5. Il ressort des pièces du dossier que le maire de la commune des Mathes a informé M. F..., par courrier du 15 décembre 2016, que le dossier de demande était incomplet et que le délai d'instruction de cette demande devait être porté de trois à quatre mois en application des dispositions précitées de l'article R. 423-24 du code de l'urbanisme. M. F... n'a pas contesté cette décision. A supposer même que cette prolongation ait été irrégulière, cette circonstance n'aurait pu avoir pour effet de rendre le requérant titulaire d'un permis tacite à l'expiration du délai de droit commun. Au demeurant, même dans ce cas, la décision expresse du 28 avril 2017 ne pourrait être regardée comme superfétatoire.

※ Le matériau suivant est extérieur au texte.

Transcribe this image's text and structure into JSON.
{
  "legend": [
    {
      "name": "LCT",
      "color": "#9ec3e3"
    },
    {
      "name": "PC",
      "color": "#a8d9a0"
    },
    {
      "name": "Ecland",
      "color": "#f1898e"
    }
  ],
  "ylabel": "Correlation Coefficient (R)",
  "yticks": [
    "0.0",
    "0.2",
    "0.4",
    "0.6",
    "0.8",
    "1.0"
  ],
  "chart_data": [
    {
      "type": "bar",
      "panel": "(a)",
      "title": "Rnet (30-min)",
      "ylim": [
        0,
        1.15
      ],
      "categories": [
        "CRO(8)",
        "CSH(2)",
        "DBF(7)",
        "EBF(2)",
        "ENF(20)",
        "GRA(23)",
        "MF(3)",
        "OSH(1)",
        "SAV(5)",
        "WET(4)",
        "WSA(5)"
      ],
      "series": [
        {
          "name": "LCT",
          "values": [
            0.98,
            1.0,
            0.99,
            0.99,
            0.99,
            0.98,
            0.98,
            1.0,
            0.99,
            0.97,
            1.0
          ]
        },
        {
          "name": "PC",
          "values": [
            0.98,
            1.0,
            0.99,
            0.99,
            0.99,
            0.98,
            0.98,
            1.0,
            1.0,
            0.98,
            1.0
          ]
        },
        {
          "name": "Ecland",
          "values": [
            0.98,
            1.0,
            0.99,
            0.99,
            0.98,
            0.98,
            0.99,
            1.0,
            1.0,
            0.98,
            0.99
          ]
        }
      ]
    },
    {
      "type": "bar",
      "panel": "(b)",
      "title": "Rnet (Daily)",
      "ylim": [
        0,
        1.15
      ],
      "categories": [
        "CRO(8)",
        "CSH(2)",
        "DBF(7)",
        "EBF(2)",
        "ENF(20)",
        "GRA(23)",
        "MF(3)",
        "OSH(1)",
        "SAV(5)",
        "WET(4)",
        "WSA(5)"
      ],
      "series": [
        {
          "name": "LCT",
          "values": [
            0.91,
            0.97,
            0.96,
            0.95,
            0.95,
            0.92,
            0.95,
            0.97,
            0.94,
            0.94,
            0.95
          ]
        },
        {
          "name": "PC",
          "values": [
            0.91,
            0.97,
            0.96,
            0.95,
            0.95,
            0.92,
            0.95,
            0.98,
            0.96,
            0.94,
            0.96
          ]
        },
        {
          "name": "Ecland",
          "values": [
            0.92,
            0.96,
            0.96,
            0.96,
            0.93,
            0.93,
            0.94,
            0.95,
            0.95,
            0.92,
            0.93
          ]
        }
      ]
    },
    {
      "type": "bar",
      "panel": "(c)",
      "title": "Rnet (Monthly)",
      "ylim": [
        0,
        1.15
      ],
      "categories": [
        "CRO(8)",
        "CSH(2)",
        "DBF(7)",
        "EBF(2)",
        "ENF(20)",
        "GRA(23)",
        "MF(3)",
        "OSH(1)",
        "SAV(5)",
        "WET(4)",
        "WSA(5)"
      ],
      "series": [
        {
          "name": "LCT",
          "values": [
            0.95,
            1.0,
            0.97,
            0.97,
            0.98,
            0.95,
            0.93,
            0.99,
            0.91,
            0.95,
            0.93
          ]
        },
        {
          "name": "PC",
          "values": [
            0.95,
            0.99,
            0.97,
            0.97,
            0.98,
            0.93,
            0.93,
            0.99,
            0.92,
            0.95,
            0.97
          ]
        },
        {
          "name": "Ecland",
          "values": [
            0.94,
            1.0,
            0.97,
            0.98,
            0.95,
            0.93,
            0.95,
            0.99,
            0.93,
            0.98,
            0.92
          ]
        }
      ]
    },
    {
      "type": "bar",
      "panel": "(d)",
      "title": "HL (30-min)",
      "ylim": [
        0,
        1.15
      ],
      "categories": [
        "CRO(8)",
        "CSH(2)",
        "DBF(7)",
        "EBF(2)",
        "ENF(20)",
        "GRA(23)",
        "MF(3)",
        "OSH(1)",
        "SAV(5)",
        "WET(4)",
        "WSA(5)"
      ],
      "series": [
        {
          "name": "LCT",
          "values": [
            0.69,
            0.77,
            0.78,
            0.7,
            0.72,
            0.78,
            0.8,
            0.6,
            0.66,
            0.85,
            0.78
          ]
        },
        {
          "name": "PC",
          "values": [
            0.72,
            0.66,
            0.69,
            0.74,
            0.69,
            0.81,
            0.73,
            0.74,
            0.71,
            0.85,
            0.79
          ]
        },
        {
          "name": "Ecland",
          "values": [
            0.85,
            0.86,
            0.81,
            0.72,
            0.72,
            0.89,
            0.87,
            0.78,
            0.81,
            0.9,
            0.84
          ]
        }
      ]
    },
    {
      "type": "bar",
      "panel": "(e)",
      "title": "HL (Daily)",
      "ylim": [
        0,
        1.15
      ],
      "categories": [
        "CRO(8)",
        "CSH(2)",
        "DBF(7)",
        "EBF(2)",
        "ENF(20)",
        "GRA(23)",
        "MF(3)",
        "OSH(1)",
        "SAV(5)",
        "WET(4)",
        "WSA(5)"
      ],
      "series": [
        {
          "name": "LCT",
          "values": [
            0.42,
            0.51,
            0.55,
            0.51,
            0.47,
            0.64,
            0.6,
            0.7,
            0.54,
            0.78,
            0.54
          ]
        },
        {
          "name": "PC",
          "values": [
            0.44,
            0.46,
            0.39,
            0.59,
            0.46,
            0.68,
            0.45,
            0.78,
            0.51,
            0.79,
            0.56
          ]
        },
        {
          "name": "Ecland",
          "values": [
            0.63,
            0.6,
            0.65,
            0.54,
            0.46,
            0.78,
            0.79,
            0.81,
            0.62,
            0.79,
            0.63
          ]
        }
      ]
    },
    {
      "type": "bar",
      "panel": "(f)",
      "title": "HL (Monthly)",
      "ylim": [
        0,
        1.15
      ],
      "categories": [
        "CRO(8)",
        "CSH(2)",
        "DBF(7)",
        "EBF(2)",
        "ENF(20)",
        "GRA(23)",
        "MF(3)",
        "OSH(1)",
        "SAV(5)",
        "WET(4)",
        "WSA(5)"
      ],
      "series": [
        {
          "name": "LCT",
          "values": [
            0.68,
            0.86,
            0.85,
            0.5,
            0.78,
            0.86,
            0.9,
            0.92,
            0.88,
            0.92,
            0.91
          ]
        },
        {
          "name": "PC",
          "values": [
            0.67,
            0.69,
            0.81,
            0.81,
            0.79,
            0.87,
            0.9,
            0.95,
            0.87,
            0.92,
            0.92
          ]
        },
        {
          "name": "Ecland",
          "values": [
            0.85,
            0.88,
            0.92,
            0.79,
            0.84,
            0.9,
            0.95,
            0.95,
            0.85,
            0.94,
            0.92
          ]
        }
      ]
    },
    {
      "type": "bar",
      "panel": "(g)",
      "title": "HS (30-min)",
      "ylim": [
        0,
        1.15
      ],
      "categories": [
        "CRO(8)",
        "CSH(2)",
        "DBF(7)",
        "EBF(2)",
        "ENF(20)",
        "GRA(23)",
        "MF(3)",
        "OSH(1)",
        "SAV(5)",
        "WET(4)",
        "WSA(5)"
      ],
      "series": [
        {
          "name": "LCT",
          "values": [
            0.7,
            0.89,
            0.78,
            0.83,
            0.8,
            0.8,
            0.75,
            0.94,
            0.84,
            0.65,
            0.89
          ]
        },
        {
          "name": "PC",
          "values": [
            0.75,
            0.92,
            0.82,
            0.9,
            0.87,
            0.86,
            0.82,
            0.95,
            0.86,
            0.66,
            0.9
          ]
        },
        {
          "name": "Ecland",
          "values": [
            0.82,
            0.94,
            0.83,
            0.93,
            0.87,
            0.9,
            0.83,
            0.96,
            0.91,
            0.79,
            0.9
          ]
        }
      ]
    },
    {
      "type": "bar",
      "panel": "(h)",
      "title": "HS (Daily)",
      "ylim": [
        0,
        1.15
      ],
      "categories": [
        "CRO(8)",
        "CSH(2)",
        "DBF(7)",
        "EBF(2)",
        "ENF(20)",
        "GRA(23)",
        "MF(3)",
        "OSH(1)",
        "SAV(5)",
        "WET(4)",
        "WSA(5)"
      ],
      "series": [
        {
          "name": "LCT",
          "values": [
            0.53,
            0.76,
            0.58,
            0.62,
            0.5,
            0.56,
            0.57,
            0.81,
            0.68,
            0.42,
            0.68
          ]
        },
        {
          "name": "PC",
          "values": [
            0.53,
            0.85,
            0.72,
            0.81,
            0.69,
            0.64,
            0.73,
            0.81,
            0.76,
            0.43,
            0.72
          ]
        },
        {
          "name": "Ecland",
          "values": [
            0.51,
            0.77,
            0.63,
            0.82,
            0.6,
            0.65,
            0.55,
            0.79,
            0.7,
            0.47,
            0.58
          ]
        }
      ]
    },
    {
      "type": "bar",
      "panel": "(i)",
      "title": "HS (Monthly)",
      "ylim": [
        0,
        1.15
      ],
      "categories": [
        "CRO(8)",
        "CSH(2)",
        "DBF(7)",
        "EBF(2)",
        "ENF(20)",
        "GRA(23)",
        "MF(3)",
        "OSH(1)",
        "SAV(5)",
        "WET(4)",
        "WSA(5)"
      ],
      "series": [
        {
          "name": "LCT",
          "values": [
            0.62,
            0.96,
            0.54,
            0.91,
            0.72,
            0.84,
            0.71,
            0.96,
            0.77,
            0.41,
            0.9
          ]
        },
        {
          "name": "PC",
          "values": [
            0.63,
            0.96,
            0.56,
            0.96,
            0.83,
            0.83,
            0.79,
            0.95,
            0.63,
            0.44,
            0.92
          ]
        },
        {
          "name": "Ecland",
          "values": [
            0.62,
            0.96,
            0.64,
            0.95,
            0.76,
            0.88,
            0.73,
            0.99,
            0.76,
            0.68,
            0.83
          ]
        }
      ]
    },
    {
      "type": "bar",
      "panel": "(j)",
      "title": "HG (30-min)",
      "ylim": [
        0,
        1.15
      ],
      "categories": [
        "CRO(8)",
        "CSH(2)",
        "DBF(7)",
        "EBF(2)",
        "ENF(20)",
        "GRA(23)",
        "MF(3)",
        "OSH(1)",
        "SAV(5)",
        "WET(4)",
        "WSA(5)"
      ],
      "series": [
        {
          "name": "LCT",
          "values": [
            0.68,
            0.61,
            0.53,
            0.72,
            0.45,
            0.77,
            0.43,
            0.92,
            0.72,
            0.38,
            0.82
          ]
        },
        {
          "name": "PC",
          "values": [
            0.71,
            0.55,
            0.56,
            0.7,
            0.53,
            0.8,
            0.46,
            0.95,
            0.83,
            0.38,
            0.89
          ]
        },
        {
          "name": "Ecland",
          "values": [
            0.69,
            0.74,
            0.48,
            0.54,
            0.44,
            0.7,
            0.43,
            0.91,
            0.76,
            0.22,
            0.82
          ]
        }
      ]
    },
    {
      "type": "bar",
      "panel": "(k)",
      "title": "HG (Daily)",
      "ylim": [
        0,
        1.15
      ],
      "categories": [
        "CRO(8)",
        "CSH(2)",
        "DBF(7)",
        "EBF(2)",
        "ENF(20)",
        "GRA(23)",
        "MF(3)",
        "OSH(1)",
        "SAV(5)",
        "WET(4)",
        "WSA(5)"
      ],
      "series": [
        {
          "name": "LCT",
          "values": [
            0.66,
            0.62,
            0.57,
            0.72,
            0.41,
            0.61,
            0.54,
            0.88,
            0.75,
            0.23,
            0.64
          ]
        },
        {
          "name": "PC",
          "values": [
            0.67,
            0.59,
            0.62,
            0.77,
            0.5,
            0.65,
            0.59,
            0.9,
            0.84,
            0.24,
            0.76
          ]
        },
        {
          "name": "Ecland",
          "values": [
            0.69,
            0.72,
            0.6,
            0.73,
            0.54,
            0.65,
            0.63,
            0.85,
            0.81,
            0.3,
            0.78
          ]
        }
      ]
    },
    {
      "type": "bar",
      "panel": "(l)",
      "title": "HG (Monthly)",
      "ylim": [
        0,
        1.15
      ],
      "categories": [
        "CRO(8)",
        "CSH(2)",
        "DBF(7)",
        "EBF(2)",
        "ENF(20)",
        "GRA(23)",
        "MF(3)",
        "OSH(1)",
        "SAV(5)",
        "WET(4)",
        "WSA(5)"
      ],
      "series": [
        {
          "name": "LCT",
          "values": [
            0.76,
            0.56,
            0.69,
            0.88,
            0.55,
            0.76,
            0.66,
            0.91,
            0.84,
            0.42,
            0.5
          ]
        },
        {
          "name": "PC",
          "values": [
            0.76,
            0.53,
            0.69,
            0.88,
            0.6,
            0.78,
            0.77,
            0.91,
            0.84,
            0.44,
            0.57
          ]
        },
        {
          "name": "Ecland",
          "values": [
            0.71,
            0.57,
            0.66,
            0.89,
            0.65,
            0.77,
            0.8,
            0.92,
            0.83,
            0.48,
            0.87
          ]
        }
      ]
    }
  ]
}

Dès lors, la fin de non-recevoir tirée de ce que le déféré du préfet de la Charente-Maritime serait irrecevable comme dirigé contre un tel acte doit être écartée.

6. Aux termes de l'article L. 2131-6 du code général des collectivités territoriales : " Le représentant de l'État dans le département défère au tribunal administratif les actes mentionnés à l'article L. 2131-2 qu'il estime contraires à la légalité dans les deux mois suivant leur transmission (...) ". Parmi les actes mentionnés par l'article L. 2131-2 de ce code figure, au 6° : " Le permis de construire et les autres autorisations d'utilisation du sol et le certificat d'urbanisme délivrés par le maire ".

7. Il ressort des pièces du dossier que le permis d'aménager litigieux a été transmis à la sous-préfecture de Rochefort, au titre du contrôle de légalité, le 2 mai 2017, date indiquée par le tampon qui y est apposé. Dès lors, le délai imparti au préfet pour exercer un déféré à l'encontre de ce permis en application des dispositions précitées de l'article L. 2131-6 du code général des collectivités territoriales expirait le 3 juillet 2017 à minuit. Le préfet de la Charente-Maritime a formé un recours gracieux contre ce permis le 30 juin 2017, qui été reçu par la commune le 3 juillet 2017, et a donc eu pour effet de proroger ce délai de recours. Le déféré du préfet ayant été enregistré au greffe du tribunal le 29 août 2017, n'était donc pas tardif.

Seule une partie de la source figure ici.